Livingstone's comments offended some people, although no one has seriously made the case that they were anti-semitic. But offending people ought not to constitute an offence serious enough to get you barred from office. Unless an elected politician is guilty of a criminal offence it is hard to see how anyone can make the case that an unelected body should be able to remove them from office mid-term.

The AWL got the Livingstone question wrong six years ago when you vacillated about whether to support him when the Blairites were trying to stitch him up. You even ran an article saying that you could not choose between Jeffrey Archer and Ken Livingstone, although you subsequently ran a 'Socialist Campaign for a Livingstone Victory' that was more useful to Dobson's campaign than it was to the left.

Now Livingstone faces another bureaucratic mechanism that could see him blocked from office, and once again you dodge the main point.

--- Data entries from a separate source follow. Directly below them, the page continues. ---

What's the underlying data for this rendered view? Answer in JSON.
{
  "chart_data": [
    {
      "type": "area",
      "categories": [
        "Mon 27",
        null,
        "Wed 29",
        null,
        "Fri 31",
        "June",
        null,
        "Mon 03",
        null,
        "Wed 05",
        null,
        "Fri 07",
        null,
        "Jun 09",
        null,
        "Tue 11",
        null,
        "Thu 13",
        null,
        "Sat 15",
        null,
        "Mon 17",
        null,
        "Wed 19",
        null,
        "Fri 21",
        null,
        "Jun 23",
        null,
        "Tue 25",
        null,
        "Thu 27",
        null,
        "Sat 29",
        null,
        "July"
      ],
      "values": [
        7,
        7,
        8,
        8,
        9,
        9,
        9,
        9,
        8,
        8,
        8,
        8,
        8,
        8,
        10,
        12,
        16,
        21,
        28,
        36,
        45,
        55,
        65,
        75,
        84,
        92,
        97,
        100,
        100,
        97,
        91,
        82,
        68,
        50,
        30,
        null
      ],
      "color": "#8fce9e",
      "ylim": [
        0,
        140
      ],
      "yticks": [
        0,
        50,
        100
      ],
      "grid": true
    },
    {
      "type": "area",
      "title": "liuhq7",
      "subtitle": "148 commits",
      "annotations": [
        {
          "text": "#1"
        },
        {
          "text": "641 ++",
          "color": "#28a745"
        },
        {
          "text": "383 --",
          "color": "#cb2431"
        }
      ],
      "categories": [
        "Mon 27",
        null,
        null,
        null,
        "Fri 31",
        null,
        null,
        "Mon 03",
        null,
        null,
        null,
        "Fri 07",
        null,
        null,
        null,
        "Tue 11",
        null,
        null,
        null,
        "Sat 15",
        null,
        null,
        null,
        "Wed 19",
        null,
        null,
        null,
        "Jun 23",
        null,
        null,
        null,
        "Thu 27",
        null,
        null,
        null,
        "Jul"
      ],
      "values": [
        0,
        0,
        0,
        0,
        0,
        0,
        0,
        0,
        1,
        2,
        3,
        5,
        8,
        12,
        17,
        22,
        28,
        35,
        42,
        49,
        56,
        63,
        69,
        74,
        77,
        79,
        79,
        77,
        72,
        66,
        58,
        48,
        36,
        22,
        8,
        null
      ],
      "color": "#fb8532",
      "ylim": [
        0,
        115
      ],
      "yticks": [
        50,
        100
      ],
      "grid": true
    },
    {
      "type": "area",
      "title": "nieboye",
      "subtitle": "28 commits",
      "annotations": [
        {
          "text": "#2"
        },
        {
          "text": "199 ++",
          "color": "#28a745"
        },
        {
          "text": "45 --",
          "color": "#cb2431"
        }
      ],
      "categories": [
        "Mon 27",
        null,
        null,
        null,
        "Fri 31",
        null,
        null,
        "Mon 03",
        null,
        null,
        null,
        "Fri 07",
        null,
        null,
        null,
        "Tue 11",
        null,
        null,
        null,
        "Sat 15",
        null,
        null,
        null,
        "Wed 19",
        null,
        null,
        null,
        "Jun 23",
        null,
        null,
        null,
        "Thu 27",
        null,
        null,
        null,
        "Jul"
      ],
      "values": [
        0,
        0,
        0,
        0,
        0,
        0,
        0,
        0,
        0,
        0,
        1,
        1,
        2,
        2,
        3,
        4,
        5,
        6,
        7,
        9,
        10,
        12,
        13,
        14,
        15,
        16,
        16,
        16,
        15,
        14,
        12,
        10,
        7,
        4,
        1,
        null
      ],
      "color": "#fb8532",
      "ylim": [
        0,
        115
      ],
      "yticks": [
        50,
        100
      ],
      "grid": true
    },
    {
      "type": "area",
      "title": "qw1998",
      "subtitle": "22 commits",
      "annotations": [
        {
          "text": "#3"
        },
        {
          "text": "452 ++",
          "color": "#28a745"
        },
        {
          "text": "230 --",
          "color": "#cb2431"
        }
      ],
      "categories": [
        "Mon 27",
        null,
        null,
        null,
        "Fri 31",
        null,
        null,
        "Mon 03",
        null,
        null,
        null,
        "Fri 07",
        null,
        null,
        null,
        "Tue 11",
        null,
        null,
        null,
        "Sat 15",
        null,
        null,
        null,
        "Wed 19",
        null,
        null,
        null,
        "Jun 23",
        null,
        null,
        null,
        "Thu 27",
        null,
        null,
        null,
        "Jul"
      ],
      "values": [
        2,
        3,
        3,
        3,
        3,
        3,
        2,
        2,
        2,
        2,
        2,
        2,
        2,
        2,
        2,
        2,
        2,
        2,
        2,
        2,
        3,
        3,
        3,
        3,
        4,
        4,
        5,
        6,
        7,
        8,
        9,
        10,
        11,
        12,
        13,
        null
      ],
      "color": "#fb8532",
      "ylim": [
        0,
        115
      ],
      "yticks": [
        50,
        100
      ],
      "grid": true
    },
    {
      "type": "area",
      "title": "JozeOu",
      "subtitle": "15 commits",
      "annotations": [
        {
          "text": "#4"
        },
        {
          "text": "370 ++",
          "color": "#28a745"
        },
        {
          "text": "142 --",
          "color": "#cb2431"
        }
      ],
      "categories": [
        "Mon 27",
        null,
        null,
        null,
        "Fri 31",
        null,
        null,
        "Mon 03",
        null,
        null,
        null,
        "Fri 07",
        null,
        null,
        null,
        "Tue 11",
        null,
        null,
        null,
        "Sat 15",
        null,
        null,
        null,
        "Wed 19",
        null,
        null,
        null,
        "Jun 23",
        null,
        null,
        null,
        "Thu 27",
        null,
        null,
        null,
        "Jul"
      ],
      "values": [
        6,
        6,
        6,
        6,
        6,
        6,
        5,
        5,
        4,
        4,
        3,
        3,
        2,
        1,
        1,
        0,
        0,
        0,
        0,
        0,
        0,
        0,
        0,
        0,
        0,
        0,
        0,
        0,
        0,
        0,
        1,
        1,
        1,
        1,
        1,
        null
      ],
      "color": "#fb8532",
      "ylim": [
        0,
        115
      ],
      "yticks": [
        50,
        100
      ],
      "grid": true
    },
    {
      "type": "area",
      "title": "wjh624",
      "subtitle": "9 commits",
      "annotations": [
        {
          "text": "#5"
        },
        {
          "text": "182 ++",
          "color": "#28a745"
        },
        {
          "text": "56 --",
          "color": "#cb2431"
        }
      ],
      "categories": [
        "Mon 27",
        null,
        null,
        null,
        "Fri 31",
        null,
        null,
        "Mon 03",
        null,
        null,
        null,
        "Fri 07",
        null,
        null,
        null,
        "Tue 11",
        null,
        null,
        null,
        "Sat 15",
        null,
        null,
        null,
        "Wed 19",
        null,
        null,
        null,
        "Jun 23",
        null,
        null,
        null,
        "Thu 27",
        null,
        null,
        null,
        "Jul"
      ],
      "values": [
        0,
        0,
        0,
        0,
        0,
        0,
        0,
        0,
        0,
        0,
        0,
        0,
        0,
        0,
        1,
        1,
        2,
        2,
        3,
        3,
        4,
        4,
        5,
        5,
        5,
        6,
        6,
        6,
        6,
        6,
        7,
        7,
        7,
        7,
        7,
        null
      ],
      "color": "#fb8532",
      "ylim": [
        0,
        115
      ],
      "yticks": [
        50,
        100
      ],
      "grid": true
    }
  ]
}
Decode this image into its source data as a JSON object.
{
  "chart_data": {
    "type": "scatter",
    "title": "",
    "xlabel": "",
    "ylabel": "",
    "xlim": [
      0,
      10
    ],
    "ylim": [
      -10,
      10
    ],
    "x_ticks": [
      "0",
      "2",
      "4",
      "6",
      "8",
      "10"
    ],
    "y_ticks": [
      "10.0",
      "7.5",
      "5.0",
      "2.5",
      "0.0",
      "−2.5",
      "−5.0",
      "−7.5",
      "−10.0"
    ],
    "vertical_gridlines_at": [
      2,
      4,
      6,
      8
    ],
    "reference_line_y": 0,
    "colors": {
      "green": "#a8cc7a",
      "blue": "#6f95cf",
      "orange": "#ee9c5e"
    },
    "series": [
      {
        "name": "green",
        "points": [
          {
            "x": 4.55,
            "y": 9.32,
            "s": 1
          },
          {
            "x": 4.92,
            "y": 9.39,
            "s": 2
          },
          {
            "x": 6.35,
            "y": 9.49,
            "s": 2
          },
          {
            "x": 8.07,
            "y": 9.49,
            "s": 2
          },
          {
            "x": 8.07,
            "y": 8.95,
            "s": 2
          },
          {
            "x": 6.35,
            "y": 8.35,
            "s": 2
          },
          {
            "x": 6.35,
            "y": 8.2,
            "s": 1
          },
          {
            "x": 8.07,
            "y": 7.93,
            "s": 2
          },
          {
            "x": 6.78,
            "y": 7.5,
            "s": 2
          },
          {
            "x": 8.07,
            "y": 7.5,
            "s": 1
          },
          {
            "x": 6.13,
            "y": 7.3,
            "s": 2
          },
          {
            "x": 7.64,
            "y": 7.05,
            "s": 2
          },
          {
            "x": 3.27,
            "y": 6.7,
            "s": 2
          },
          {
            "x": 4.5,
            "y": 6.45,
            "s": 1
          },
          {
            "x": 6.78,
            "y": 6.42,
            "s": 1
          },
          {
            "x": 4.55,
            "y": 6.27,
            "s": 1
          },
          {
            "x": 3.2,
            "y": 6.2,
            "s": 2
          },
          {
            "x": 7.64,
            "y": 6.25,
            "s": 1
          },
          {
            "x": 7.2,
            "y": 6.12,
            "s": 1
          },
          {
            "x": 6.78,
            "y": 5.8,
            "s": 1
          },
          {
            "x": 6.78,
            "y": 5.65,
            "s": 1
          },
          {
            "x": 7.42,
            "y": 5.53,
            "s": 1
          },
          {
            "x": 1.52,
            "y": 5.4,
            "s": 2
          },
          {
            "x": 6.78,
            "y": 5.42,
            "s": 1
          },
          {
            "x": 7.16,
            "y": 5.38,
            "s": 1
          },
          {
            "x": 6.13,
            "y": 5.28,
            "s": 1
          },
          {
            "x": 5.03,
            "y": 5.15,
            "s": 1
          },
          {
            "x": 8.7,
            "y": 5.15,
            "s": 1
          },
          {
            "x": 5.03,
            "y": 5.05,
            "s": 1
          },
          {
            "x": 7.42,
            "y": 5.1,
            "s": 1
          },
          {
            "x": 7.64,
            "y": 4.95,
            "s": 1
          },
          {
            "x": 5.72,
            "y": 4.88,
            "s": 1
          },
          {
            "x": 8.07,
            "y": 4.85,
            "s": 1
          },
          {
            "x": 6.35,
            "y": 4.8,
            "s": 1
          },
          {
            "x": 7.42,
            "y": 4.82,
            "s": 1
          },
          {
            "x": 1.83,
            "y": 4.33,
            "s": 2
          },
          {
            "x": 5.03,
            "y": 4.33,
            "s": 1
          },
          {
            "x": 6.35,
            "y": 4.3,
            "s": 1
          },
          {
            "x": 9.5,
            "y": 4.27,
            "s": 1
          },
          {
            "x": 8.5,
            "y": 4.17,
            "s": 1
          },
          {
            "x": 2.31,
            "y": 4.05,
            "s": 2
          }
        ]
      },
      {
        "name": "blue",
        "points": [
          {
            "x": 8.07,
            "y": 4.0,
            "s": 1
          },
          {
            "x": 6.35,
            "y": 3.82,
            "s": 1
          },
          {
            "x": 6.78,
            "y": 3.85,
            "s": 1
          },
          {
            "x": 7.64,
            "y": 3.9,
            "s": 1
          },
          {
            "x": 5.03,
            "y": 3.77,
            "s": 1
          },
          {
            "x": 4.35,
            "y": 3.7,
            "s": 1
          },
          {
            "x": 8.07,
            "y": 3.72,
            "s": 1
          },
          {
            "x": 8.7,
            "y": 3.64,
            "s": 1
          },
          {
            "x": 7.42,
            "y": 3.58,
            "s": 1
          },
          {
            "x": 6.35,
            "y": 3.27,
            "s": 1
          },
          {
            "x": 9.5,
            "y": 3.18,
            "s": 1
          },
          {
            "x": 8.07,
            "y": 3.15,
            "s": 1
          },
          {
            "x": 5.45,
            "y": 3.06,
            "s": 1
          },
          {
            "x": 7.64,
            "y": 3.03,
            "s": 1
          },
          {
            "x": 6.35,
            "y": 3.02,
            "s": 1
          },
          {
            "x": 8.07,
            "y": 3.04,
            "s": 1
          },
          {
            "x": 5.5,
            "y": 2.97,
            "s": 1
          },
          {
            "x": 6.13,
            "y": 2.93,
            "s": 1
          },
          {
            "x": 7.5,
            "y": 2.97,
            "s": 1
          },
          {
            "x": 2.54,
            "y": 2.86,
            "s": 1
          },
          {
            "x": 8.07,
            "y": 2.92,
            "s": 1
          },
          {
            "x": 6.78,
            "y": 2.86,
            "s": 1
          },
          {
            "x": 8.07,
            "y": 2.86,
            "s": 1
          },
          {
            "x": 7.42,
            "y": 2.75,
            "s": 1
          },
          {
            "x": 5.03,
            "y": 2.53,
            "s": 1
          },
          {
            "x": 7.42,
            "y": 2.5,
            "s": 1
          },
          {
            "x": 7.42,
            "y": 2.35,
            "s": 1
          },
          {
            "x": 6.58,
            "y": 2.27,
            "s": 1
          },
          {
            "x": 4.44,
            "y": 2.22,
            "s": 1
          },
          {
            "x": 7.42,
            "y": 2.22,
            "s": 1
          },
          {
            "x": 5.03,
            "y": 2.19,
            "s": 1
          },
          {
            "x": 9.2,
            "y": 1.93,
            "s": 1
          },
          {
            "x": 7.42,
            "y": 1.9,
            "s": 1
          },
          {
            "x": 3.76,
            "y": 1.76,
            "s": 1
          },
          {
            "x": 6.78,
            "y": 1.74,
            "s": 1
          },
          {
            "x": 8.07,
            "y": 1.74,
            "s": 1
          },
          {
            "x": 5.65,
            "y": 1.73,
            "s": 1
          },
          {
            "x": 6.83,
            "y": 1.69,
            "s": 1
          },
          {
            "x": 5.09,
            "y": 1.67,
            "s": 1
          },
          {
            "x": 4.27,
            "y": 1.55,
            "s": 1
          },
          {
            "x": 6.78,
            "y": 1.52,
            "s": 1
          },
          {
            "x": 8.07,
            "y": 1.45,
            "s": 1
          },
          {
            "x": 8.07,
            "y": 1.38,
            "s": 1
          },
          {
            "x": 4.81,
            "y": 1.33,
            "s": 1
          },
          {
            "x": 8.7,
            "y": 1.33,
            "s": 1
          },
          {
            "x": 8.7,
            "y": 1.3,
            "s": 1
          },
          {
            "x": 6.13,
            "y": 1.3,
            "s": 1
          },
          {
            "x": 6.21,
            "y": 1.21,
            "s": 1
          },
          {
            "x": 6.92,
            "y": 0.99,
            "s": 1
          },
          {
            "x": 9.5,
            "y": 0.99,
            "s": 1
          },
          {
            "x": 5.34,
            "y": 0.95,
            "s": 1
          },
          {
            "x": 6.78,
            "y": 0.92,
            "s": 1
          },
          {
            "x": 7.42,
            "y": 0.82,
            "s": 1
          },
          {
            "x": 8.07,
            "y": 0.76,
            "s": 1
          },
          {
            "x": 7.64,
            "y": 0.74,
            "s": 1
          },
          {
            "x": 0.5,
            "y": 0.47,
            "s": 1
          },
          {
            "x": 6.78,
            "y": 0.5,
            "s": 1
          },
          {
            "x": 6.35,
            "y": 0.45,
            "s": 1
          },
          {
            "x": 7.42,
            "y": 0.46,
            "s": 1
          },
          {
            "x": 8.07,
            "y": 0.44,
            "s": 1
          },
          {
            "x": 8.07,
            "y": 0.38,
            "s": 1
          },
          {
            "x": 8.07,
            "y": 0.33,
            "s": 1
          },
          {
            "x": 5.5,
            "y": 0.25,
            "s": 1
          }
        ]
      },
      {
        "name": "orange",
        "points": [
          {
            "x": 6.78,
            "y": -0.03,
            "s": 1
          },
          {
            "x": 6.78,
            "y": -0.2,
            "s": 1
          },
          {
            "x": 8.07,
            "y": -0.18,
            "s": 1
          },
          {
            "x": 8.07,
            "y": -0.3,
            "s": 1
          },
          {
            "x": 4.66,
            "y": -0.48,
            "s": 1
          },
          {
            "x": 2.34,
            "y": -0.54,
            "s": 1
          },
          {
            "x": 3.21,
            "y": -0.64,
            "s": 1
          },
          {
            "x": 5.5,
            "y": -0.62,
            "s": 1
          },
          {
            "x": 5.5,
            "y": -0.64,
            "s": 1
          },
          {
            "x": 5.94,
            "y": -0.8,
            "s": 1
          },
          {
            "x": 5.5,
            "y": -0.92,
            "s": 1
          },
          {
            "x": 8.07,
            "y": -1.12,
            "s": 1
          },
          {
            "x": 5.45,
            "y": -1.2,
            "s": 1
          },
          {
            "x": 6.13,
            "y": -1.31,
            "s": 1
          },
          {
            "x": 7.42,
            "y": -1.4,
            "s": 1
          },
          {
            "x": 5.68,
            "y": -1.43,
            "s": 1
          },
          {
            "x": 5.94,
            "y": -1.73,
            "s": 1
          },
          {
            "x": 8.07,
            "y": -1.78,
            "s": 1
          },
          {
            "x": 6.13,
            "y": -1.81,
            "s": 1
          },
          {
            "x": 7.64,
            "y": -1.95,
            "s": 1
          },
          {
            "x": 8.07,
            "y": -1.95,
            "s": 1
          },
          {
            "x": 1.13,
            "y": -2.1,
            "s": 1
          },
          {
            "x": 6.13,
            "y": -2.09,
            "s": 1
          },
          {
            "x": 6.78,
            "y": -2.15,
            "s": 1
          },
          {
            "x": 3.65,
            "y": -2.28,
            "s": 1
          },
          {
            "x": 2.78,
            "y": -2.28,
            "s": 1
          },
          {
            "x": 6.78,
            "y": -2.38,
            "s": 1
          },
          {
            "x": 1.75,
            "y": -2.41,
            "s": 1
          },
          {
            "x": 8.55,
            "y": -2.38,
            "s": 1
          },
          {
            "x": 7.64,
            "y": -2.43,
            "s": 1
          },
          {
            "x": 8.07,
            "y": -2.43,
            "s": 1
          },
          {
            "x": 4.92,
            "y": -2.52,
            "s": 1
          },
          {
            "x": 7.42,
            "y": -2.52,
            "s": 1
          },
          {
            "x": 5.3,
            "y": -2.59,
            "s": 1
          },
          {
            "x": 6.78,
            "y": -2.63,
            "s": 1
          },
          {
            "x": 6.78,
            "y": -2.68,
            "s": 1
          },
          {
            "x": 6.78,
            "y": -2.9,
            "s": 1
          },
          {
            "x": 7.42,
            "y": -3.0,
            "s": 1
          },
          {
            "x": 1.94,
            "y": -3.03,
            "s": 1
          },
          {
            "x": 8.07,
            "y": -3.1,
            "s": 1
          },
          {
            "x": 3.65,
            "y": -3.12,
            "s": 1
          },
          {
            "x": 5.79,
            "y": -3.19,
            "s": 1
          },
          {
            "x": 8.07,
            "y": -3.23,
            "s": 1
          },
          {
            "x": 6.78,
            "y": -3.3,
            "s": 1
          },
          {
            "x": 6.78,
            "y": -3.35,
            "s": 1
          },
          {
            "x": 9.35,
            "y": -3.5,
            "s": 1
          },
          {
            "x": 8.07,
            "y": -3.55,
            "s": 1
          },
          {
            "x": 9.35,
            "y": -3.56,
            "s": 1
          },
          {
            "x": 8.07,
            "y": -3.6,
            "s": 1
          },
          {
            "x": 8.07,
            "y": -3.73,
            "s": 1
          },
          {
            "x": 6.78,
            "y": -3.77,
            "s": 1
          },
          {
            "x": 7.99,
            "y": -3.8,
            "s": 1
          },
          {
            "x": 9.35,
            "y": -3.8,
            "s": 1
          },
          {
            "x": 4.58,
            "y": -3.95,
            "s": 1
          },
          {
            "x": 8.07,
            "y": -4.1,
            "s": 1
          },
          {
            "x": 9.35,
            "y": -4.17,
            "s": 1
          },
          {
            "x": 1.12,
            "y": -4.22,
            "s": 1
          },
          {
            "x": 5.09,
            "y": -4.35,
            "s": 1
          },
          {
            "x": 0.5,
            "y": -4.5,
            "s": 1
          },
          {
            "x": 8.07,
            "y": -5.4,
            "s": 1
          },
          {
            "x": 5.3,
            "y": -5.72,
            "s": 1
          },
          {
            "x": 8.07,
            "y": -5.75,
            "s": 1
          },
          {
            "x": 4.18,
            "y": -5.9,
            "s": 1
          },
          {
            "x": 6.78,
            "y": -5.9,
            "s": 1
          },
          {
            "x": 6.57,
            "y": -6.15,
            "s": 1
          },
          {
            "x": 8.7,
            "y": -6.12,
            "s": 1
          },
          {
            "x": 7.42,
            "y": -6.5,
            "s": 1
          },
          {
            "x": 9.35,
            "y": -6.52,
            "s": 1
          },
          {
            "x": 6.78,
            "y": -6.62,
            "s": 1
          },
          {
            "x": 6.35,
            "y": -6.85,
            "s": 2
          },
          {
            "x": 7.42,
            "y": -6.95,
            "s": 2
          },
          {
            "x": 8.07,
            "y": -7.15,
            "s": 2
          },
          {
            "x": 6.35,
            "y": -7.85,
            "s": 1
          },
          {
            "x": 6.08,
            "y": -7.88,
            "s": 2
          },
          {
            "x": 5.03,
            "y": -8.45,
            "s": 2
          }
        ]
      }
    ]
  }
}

The issue here is who chooses the mayor of London. Livingstone was elected by Londoners and only Londoners should decide who their mayor is.

The Standards Board for England and the Adjudication Panel are unelected New Labour quangos that ought to have no role in deciding whether an elected politician stays in office. As night follows day such bodies will be biased against politicians of the left..

The whole Standards Board process is the worst kind of New Labour bureaucratic imposition. The AWL should come out unequivocally against this process and stop sitting on the fence.